AMRITSAR: Stressing that it is a country’s duty to protect its history, Prime Minister Narendra Modi said on Saturday that events of the past “teach us and give us direction to move forward”, as he dedicated to the nation the renovated complex of Jallianwala Bagh memorial.
Modi, who inaugurated the complex virtually, paid homage to the Jallianwala Bagh martyrs.
“The global developments remind us of the importance of self-reliance and self-confidence. At a time when we are celebrating Amrut Mahotsav, we should strengthen our nation’s foundation and take pride in it,” the prime minister said.
“Today, if any Indian is in trouble anywhere in the world, then India stands up to help him with all its might. Be it the Corona period or the crisis of Afghanistan, the world has experienced it continuously. Hundreds of people from Afghanistan are being brought to India under Operation Devi Shakti,” the prime minister said.
He said the dedication of the renovated complex in the country’s 75th year of freedom is a matter of inspiration for all.
“It is the duty of every country to protect its history. Events of past teach us and give direction to move forward,” he said.
Horrors like the Jallianwala Bagh massacre and the Partition speak of the sacrifices made for India’s freedom and should not be forgotten as they inspire to keep the country above all, the prime minister said.

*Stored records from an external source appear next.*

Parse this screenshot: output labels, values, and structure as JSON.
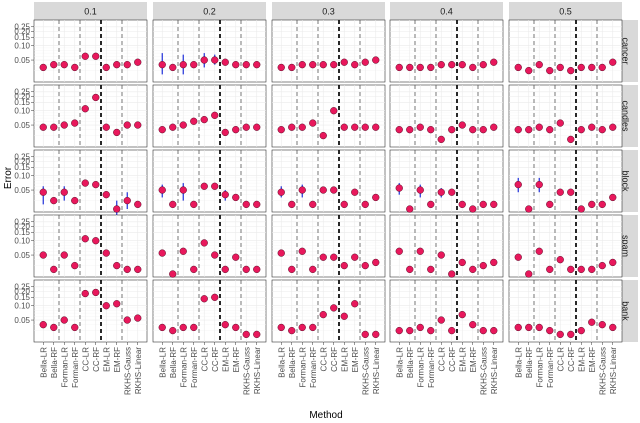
{
  "chart_data": {
    "type": "scatter",
    "xlabel": "Method",
    "ylabel": "Error",
    "y_scale": "log",
    "ylim": [
      0.02,
      0.3
    ],
    "y_ticks": [
      0.05,
      0.1,
      0.15,
      0.2,
      0.25
    ],
    "y_tick_labels": [
      "0.05",
      "0.10",
      "0.15",
      "0.20",
      "0.25"
    ],
    "methods": [
      "Bella-LR",
      "Bella-RF",
      "Forman-LR",
      "Forman-RF",
      "CC-LR",
      "CC-RF",
      "EM-LR",
      "EM-RF",
      "RKHS-Gauss",
      "RKHS-Linear"
    ],
    "columns": [
      "0.1",
      "0.2",
      "0.3",
      "0.4",
      "0.5"
    ],
    "rows": [
      "cancer",
      "candles",
      "block",
      "spam",
      "bank"
    ],
    "thin_separators_after": [
      2,
      4,
      8
    ],
    "thick_separators_after": [
      6,
      8
    ],
    "values": {
      "cancer": [
        [
          0.035,
          0.04,
          0.04,
          0.035,
          0.06,
          0.06,
          0.035,
          0.04,
          0.04,
          0.045
        ],
        [
          0.04,
          0.035,
          0.04,
          0.04,
          0.05,
          0.05,
          0.045,
          0.04,
          0.04,
          0.04
        ],
        [
          0.035,
          0.035,
          0.04,
          0.04,
          0.04,
          0.04,
          0.045,
          0.04,
          0.045,
          0.05
        ],
        [
          0.035,
          0.035,
          0.035,
          0.035,
          0.04,
          0.04,
          0.04,
          0.035,
          0.04,
          0.045
        ],
        [
          0.035,
          0.03,
          0.04,
          0.03,
          0.035,
          0.03,
          0.035,
          0.035,
          0.035,
          0.045
        ]
      ],
      "candles": [
        [
          0.045,
          0.045,
          0.05,
          0.055,
          0.11,
          0.19,
          0.045,
          0.035,
          0.05,
          0.05
        ],
        [
          0.04,
          0.045,
          0.05,
          0.06,
          0.065,
          0.08,
          0.035,
          0.04,
          0.045,
          0.045
        ],
        [
          0.04,
          0.045,
          0.045,
          0.055,
          0.03,
          0.1,
          0.045,
          0.045,
          0.045,
          0.045
        ],
        [
          0.04,
          0.04,
          0.045,
          0.04,
          0.025,
          0.04,
          0.05,
          0.04,
          0.04,
          0.045
        ],
        [
          0.04,
          0.04,
          0.045,
          0.04,
          0.055,
          0.025,
          0.04,
          0.045,
          0.04,
          0.045
        ]
      ],
      "block": [
        [
          0.045,
          0.03,
          0.045,
          0.03,
          0.07,
          0.065,
          0.04,
          0.02,
          0.03,
          0.025
        ],
        [
          0.05,
          0.025,
          0.05,
          0.025,
          0.06,
          0.06,
          0.04,
          0.035,
          0.025,
          0.025
        ],
        [
          0.045,
          0.025,
          0.05,
          0.025,
          0.05,
          0.05,
          0.025,
          0.045,
          0.025,
          0.035
        ],
        [
          0.055,
          0.02,
          0.05,
          0.025,
          0.045,
          0.045,
          0.025,
          0.02,
          0.025,
          0.025
        ],
        [
          0.065,
          0.02,
          0.065,
          0.025,
          0.045,
          0.045,
          0.02,
          0.025,
          0.025,
          0.035
        ]
      ],
      "spam": [
        [
          0.05,
          0.025,
          0.05,
          0.03,
          0.11,
          0.1,
          0.055,
          0.03,
          0.025,
          0.025
        ],
        [
          0.055,
          0.02,
          0.06,
          0.025,
          0.09,
          0.05,
          0.025,
          0.045,
          0.025,
          0.025
        ],
        [
          0.055,
          0.025,
          0.06,
          0.025,
          0.045,
          0.045,
          0.03,
          0.045,
          0.03,
          0.035
        ],
        [
          0.06,
          0.025,
          0.06,
          0.025,
          0.05,
          0.02,
          0.035,
          0.025,
          0.03,
          0.035
        ],
        [
          0.045,
          0.02,
          0.06,
          0.025,
          0.04,
          0.025,
          0.025,
          0.025,
          0.03,
          0.035
        ]
      ],
      "bank": [
        [
          0.04,
          0.035,
          0.05,
          0.035,
          0.18,
          0.19,
          0.1,
          0.11,
          0.05,
          0.055
        ],
        [
          0.035,
          0.03,
          0.035,
          0.035,
          0.14,
          0.15,
          0.04,
          0.035,
          0.025,
          0.025
        ],
        [
          0.035,
          0.03,
          0.035,
          0.035,
          0.065,
          0.09,
          0.06,
          0.11,
          0.025,
          0.025
        ],
        [
          0.03,
          0.03,
          0.035,
          0.03,
          0.05,
          0.03,
          0.065,
          0.04,
          0.03,
          0.03
        ],
        [
          0.035,
          0.035,
          0.035,
          0.03,
          0.025,
          0.025,
          0.03,
          0.045,
          0.04,
          0.035
        ]
      ]
    },
    "error_bars": {
      "cancer": [
        [],
        [
          [
            0,
            0.025,
            0.07
          ],
          [
            2,
            0.025,
            0.065
          ],
          [
            4,
            0.035,
            0.07
          ],
          [
            5,
            0.04,
            0.065
          ]
        ],
        [],
        [],
        []
      ],
      "candles": [
        [],
        [],
        [],
        [],
        []
      ],
      "block": [
        [
          [
            0,
            0.025,
            0.06
          ],
          [
            2,
            0.03,
            0.06
          ],
          [
            7,
            0.015,
            0.03
          ],
          [
            8,
            0.02,
            0.045
          ]
        ],
        [
          [
            0,
            0.035,
            0.065
          ],
          [
            2,
            0.03,
            0.07
          ],
          [
            6,
            0.03,
            0.05
          ]
        ],
        [
          [
            0,
            0.035,
            0.06
          ],
          [
            2,
            0.035,
            0.065
          ]
        ],
        [
          [
            0,
            0.04,
            0.07
          ],
          [
            2,
            0.035,
            0.065
          ],
          [
            4,
            0.035,
            0.055
          ]
        ],
        [
          [
            0,
            0.045,
            0.09
          ],
          [
            2,
            0.045,
            0.09
          ]
        ]
      ],
      "spam": [
        [],
        [],
        [],
        [],
        []
      ],
      "bank": [
        [],
        [],
        [],
        [],
        []
      ]
    }
  }
}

“It is not right for any country to ignore such horrors of its past,” he said, noting August 14 is now being observed as Partition Horrors Remembrance Day.
“This place will inspire future generations about the journey of our Independence movement, the sacrifices and countless struggles of our ancestors. What should be our duty towards our nation and how we should keep the country above all in everything we do, the inspiration for this will come from this place,” the PM said.
Quoting Gurbani, the prime minister said happiness emanates from empathy and service.
For the all-round progress of Punjab and the country, a combined effort is needed, he said, adding “virasat (heritage) and vikaas (development) must coexist”.
A wreath-laying ceremony was held and a two-minute silence was observed in the memory of martyrs of the Jallianwala massacre.
Museum galleries have been developed at the memorial and the event showcased multiple development initiatives taken by the government to upgrade the complex.
A sound and light show has been set up to display the events of April 13, 1919.
Four museum galleries have been created through adaptive reuse of redundant and underutilised buildings.
They showcase the historical value of events that unfolded in Punjab during that period, with the fusion of audio-visual technology, including projection mapping and 3D representation, as well as art and sculptural installations.
Over 1,000 people were killed and hundreds wounded on April 13, 1919 when British troops fired indiscriminately on an unarmed gathering of thousands who had assembled in Jallianwala Bagh in Punjab amid nationwide protests against the Rowlatt Act which had extended wartime repressive measures.